What may come into your life as an obscurity sometimes establishes itself as a familiar in short order. That's true of Patrick Shiroishi's Black Sun Sutra and their EP album Anfinsen's Landmark (Creative Sources CS 363).
What I especially like about this free-avant quintet is how they set up a compositional matrix around which their free jazz spins. Patrick Shiroishi and Robert Magill form a two-horn reed section on baritone-alto and tenor. respectively. They establish a mood with a sort of repeating dirge at the beginning of the album that then explodes into frenetic freedom. Noah Guevara's guitar ripens the group sound with post-Sharrockian shreds and jabs. The rhythm team of Ken Moore on double bass and Sergio Sanchez on drums catapult the band outwards, but also give a jazz-rock-free underpinning to "Athialowi."

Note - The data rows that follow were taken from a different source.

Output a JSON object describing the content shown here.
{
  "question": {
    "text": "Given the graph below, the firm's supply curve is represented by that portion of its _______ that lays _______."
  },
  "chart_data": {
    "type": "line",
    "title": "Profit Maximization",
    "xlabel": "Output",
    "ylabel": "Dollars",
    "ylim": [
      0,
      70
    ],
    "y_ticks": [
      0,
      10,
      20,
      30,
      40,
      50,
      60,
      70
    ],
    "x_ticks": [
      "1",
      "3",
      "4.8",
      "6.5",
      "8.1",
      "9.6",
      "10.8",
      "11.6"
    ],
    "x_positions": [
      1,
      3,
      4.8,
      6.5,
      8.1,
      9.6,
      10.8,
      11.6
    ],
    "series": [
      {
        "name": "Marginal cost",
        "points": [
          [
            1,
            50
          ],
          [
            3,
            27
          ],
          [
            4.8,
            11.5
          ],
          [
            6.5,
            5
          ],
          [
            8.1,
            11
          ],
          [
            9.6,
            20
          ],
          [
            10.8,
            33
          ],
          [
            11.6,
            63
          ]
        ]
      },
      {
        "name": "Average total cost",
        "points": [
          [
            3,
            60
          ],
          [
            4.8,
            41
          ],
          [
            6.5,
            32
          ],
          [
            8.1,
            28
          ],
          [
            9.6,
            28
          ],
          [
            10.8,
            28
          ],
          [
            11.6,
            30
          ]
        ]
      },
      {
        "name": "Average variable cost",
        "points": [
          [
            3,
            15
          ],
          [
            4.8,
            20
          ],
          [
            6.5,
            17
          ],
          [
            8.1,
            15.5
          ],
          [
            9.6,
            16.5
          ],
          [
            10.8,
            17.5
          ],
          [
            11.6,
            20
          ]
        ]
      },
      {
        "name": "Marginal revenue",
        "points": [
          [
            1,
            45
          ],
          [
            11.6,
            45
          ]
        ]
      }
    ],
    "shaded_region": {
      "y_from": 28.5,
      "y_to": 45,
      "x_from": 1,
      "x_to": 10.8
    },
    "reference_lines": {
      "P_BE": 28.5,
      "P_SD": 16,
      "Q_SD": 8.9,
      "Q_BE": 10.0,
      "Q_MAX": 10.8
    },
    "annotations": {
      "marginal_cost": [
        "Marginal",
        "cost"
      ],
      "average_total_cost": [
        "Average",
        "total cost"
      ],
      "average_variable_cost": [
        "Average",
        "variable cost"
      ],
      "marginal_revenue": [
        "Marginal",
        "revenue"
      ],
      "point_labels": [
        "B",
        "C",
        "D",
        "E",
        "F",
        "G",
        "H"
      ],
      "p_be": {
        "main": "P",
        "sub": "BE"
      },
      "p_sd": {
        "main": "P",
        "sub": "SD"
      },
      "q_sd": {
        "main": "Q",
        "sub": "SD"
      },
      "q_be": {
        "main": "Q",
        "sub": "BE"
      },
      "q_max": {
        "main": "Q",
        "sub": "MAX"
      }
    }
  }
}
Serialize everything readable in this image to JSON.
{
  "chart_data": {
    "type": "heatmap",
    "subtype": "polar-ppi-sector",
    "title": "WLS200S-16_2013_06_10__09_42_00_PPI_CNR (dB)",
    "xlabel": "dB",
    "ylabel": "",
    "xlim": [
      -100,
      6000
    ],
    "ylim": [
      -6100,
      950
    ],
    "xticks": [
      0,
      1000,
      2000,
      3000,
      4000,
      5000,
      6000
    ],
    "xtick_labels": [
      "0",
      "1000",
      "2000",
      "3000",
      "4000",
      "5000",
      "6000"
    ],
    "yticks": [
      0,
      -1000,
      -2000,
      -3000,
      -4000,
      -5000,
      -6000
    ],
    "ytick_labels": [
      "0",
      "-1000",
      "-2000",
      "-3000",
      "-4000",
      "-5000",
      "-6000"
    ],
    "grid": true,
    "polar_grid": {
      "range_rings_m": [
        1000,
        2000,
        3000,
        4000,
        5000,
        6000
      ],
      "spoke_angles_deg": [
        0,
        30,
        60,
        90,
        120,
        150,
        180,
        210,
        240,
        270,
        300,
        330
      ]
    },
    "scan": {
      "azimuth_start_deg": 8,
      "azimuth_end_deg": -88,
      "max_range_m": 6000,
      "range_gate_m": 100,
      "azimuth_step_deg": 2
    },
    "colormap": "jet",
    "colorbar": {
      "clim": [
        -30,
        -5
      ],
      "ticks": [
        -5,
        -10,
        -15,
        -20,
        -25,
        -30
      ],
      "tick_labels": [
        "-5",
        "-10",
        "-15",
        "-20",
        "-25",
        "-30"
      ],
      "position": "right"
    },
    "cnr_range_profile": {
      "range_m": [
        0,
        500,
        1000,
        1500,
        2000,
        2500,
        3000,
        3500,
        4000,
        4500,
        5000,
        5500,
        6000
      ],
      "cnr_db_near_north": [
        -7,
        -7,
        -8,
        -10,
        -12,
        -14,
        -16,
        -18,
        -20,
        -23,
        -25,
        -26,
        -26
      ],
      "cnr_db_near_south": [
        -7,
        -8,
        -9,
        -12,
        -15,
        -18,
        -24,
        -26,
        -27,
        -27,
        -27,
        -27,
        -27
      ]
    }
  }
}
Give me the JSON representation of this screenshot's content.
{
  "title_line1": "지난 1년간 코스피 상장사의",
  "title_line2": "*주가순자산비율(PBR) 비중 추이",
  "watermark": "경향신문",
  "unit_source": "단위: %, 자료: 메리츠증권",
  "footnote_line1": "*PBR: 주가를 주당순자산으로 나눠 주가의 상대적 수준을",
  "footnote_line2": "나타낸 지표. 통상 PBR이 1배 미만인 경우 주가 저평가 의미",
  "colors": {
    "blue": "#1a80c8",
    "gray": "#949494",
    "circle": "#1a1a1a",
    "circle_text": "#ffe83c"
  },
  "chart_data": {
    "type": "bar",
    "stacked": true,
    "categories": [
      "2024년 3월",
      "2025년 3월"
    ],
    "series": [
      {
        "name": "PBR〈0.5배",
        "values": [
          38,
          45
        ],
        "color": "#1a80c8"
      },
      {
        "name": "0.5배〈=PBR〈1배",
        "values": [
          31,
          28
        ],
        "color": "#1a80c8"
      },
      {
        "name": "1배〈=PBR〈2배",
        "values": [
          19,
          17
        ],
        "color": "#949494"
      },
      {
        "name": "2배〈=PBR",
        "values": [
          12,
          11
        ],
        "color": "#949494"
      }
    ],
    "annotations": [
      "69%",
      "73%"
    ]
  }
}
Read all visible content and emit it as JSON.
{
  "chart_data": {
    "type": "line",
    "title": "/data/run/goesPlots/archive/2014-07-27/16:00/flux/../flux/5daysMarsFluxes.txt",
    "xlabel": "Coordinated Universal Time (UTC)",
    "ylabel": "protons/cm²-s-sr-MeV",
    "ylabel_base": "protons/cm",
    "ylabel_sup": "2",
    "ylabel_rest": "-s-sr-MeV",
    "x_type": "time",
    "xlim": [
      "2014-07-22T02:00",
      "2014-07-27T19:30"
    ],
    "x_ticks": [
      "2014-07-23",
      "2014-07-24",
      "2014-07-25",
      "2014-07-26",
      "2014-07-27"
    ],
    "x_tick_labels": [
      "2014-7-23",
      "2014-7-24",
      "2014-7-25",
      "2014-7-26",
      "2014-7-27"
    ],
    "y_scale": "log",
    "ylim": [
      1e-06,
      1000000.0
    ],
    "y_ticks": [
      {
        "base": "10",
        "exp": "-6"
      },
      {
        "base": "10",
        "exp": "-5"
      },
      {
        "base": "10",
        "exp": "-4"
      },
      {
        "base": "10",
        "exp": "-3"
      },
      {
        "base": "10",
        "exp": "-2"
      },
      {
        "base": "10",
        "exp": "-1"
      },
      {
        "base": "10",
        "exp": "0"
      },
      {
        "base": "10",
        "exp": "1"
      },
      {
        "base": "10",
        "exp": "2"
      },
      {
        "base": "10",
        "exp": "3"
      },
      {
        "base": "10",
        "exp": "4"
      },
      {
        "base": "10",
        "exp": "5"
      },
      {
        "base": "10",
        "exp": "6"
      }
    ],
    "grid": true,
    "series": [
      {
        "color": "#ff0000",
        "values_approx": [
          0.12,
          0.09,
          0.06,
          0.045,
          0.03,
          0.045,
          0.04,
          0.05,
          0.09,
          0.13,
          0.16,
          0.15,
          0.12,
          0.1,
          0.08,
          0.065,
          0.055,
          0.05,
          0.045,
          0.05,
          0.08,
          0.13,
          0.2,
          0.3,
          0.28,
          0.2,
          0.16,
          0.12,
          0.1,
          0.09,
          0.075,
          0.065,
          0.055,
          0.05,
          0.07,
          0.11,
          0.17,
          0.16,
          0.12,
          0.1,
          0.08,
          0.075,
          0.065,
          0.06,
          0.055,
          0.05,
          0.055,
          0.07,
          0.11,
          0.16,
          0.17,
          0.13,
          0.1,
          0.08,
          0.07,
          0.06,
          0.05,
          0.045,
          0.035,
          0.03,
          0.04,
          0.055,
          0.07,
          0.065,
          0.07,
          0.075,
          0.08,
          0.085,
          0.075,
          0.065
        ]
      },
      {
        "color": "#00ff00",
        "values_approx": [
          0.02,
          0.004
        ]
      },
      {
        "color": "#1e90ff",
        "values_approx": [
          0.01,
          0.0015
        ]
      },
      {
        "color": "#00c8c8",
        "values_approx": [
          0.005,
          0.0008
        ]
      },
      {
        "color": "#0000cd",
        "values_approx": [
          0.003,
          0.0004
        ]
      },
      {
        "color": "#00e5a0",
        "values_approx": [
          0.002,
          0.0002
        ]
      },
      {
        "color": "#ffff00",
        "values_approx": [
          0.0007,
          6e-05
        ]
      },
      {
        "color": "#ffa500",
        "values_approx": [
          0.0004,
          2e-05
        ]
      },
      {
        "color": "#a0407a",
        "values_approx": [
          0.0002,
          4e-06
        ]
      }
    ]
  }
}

There is rawness and power to this band, along with an effective collective frontline in the two-horn-and-guitar open-endedness. It is the opposite of slick and as such reminds me of earlier free dates that did not establish themselves as product. The same surely is true of this set (and of course there are others out there today who bypass the merely sale-able and go for some kind of essence).
But this quintet has a disarming unpretentiousness about it that speaks to me directly. It could have been a BYG record, but of course it is not and most naturally has a present-ness that goes beyond.
The drummer has a few moments to bash wildly and well. Again, you do not hear that so often these days.
The program ends with an interesting unaccompanied alto sojourn from Shiroishi. More?
This may not always show an extraordinary technical prowess-polish as a whole so much as a good feel and a "to hell with it we're going to pound and cajole ourselves to outer space" freshness.
What will they do for an encore? We'll see, but in the meantime I am caught off-guard and find myself liking it almost in spite of myself. Honest and out.